- Supreme Court of the United States

Argued December 16, 1975 Decided February 25, 1976
- Full case name: Leonor Alberti DeCANAS and Miguel Canas, Petitioners, v. Anthony G. BICA and Juan Silva.
- Citations: 424 U.S. 351 (more)

Case history
- Prior: Law declared unconstitutional by California Superior Court. Upheld by California Court of Appeal, Second Appellate District.
- Subsequent: Reversed and remanded

Holding
- States have the power, within federal law, to restrict the employment of illegal aliens.

Court membership
- Chief Justice Warren E. Burger Associate Justices William J. Brennan Jr. · Potter Stewart Byron White · Thurgood Marshall Harry Blackmun · Lewis F. Powell Jr. William Rehnquist · John P. Stevens

Case opinion
- Majority: Brennan, joined by unanimous
- Stevens took no part in the consideration or decision of the case.

Laws applied
- Supremacy Clause, Immigration and Nationality Act
- Abrogated by
- Section 274A of the Immigration and Nationality Act, as added by the Immigration Reform and Control Act of 1986

= De Canas v. Bica =

US Supreme Court Case

De Canas v. Bica, 424 U.S. 351 (1976), is an abrogated case decided by the US Supreme Court on February 25, 1976, that upheld Section 2805(a) of the California Labor Code against a Federal preemption challenge.
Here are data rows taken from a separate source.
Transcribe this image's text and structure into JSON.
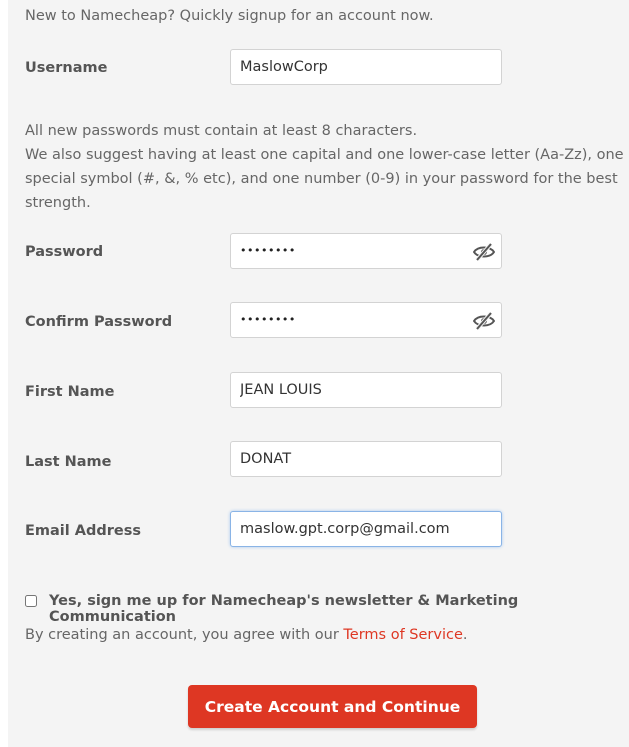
{
  "intro_text": "New to Namecheap? Quickly signup for an account now.",
  "username": {
    "label": "Username",
    "value": "MaslowCorp"
  },
  "password_hint": {
    "line1": "All new passwords must contain at least 8 characters.",
    "line2": "We also suggest having at least one capital and one lower-case letter (Aa-Zz), one special symbol (#, &, % etc), and one number (0-9) in your password for the best strength."
  },
  "password": {
    "label": "Password",
    "masked": "••••••••"
  },
  "confirm_password": {
    "label": "Confirm Password",
    "masked": "••••••••"
  },
  "first_name": {
    "label": "First Name",
    "value": "JEAN LOUIS"
  },
  "last_name": {
    "label": "Last Name",
    "value": "DONAT"
  },
  "email": {
    "label": "Email Address",
    "value": "maslow.gpt.corp@gmail.com"
  },
  "newsletter": {
    "label": "Yes, sign me up for Namecheap's newsletter & Marketing Communication",
    "checked": false
  },
  "terms": {
    "prefix": "By creating an account, you agree with our ",
    "link": "Terms of Service",
    "suffix": "."
  },
  "submit_label": "Create Account and Continue",
  "icons": {
    "toggle_visibility": "eye-slash-icon"
  },
  "colors": {
    "accent": "#de3723",
    "panel_bg": "#f4f4f4",
    "focus_border": "#8ab4e6"
  }
}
== Provisions of the law ==
Section 2805(a) of the California Labor Code prohibits employers from knowingly employing aliens that do not have lawful residence in the United States if their employment would have a negative effect on lawful resident workers.

== Background ==
The petitioners of this case were migrant farmworkers, who had been employed by farm labor contractors, the respondents, between June and September 1972. On September 28, 1972, the farm labor contractors refused to extend their employment due to the surplus of labor that they had. The petitioners filed a complaint against the respondents, alleging that they were lawful residents and that their employers knowingly employed illegal aliens, violating Section 2805(a) of the California Labor Code. This complaint not only sought for the reinstatement of their employment, but to file an injunction against the respondent's continued employment of illegal aliens. In response, the respondents filed a demurrer, challenging the constitutionality of this section of the labor code itself.

Ignoring the petitioner's complaint, the California Superior Court ruled that Section 2805(a) of the California Labor Code was unconstitutional since it interfered with immigration policy – an area over which Congress has exclusive power.
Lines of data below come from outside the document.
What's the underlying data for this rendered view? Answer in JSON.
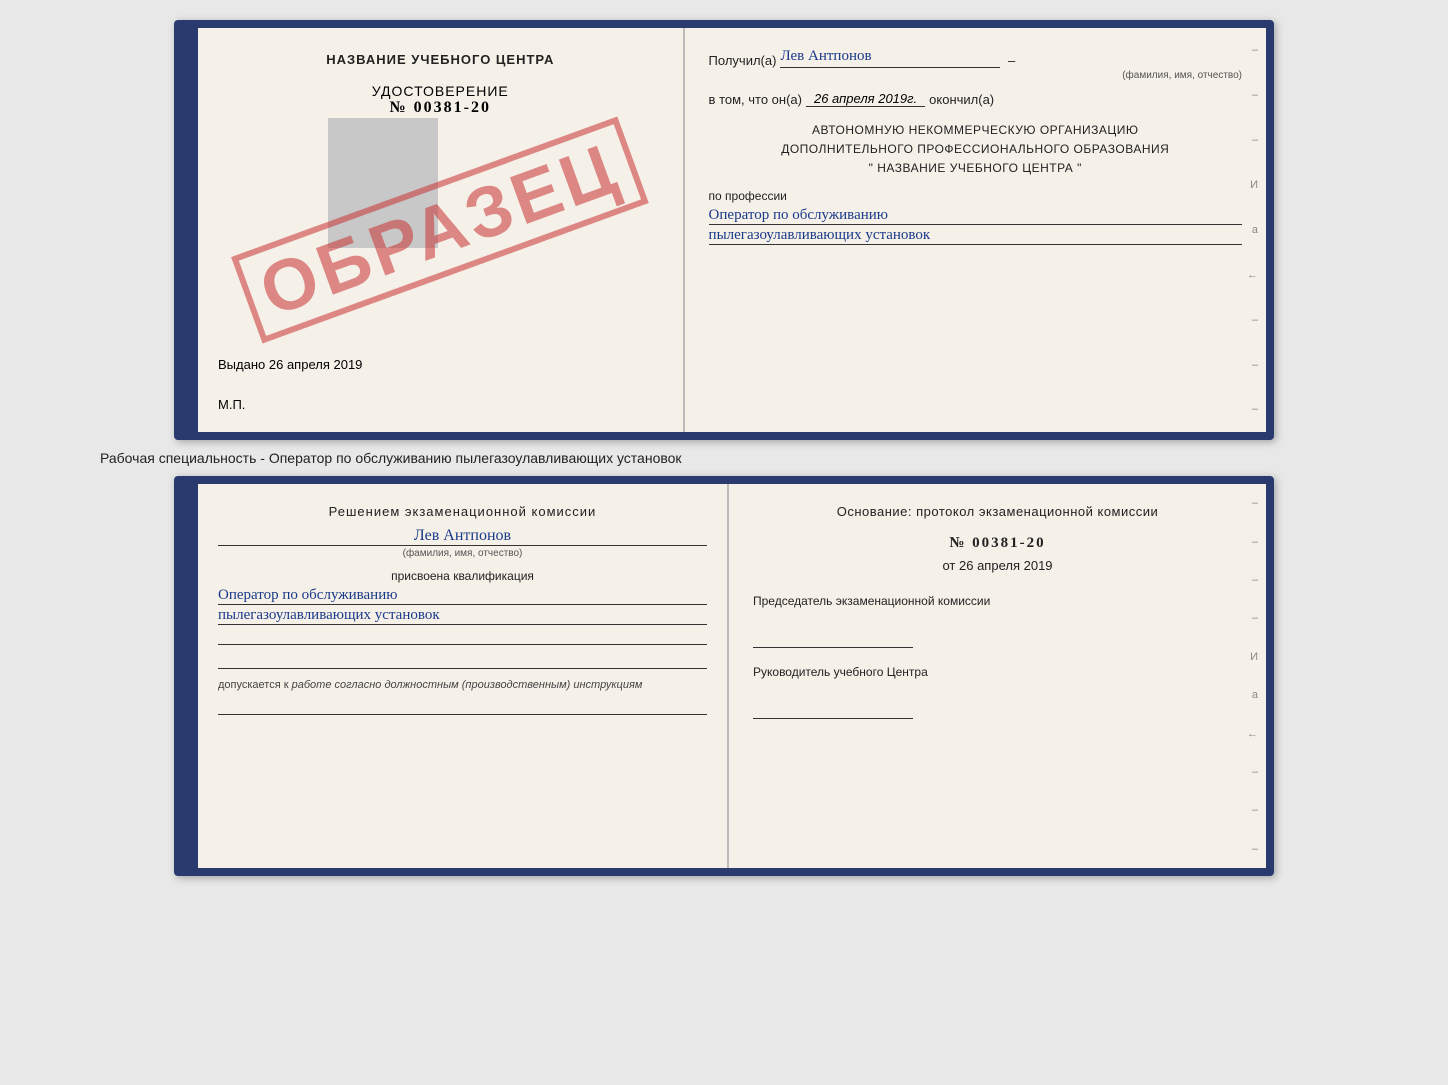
{
  "page": {
    "background_color": "#e8e8e8"
  },
  "top_cert": {
    "left": {
      "center_title": "НАЗВАНИЕ УЧЕБНОГО ЦЕНТРА",
      "cert_label": "УДОСТОВЕРЕНИЕ",
      "cert_number": "№ 00381-20",
      "issued_prefix": "Выдано",
      "issued_date": "26 апреля 2019",
      "mp_label": "М.П."
    },
    "stamp": "ОБРАЗЕЦ",
    "right": {
      "received_prefix": "Получил(а)",
      "recipient_name": "Лев Антпонов",
      "fio_sublabel": "(фамилия, имя, отчество)",
      "in_that_prefix": "в том, что он(а)",
      "completion_date": "26 апреля 2019г.",
      "completed_suffix": "окончил(а)",
      "org_line1": "АВТОНОМНУЮ НЕКОММЕРЧЕСКУЮ ОРГАНИЗАЦИЮ",
      "org_line2": "ДОПОЛНИТЕЛЬНОГО ПРОФЕССИОНАЛЬНОГО ОБРАЗОВАНИЯ",
      "org_line3": "\"   НАЗВАНИЕ УЧЕБНОГО ЦЕНТРА   \"",
      "profession_label": "по профессии",
      "profession_line1": "Оператор по обслуживанию",
      "profession_line2": "пылегазоулавливающих установок",
      "side_marks": [
        "-",
        "-",
        "-",
        "И",
        "а",
        "←",
        "-",
        "-",
        "-"
      ]
    }
  },
  "subtitle": "Рабочая специальность - Оператор по обслуживанию пылегазоулавливающих установок",
  "bottom_cert": {
    "left": {
      "komissia_text": "Решением экзаменационной комиссии",
      "fio_name": "Лев Антпонов",
      "fio_sublabel": "(фамилия, имя, отчество)",
      "assigned_label": "присвоена квалификация",
      "kvalif_line1": "Оператор по обслуживанию",
      "kvalif_line2": "пылегазоулавливающих установок",
      "dopusk_prefix": "допускается к",
      "dopusk_italic": "работе согласно должностным (производственным) инструкциям"
    },
    "right": {
      "osnov_label": "Основание: протокол экзаменационной комиссии",
      "protocol_number": "№ 00381-20",
      "protocol_date_prefix": "от",
      "protocol_date": "26 апреля 2019",
      "chairman_label": "Председатель экзаменационной комиссии",
      "director_label": "Руководитель учебного Центра",
      "side_marks": [
        "-",
        "-",
        "-",
        "-",
        "И",
        "а",
        "←",
        "-",
        "-",
        "-"
      ]
    }
  }
}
The California Court of Appeals, Second Appellate District, affirmed this lower court ruling, emphasizing that congressional power was exclusive within the bounds of immigration and naturalization.

This ruling was again challenged, leading to the US Supreme Court granting a writ of certiorari.

== Ruling ==
In a decision published on February 25, 1976, the US Supreme Court unanimously reversed the lower court's ruling, finding that Section 2805(a) of the California Labor Court was constitutional, and that it is not preempted under the Supremacy Clause of the Immigration and Nationality Act (INA). The majority opinion, written by Justice William J. Brennan Jr., articulated three main reasons for the Supreme Court's decision:

1. Although illegal aliens may be the subjects of this California statute, it is not immediately a regulation of immigration. Thus, even if a local statute were to have somewhat of an impact of immigration, it doesn't necessarily become a constitutionally prescribed regulation of immigration.
2. Preemption on the basis of congressional intent is not necessarily applicable, as the creation of federal acts such as the INA was not intended to derail a state's authority to regulate their employment and protect their workers. For example, the Farm Labor Contractor Registration Act, which prohibited farm workers from employing illegal aliens, was enacted in order to supplement state protections, and thus, the INA can function in the same manner.
3. Interpreting this code should be up to the California courts, and they should subsequently decide to what extent this code is unconstitutional with the INA or any other federal act.

== Impacts of the law ==

The ruling in this case provided insight into the role that state governments could play in immigration policy. In much of American history, immigration policy and regulations were exclusively delegated to the federal government – specifically the Congress. The federal government utilized their extensive plenary power to dictate all major immigration policies, limiting the influence of the state governments in this regard. Despite the fact that De Canas v. Bica challenged a California statute, the Supreme Court upheld the statute as constitutional, since it did not counter or infringe upon the Immigration and Nationality Act, or any other federal immigration act at that time. Thus, this case indicated that states were able to introduce policies that concerned immigration, as long as they didn't go against the goals of the federal government.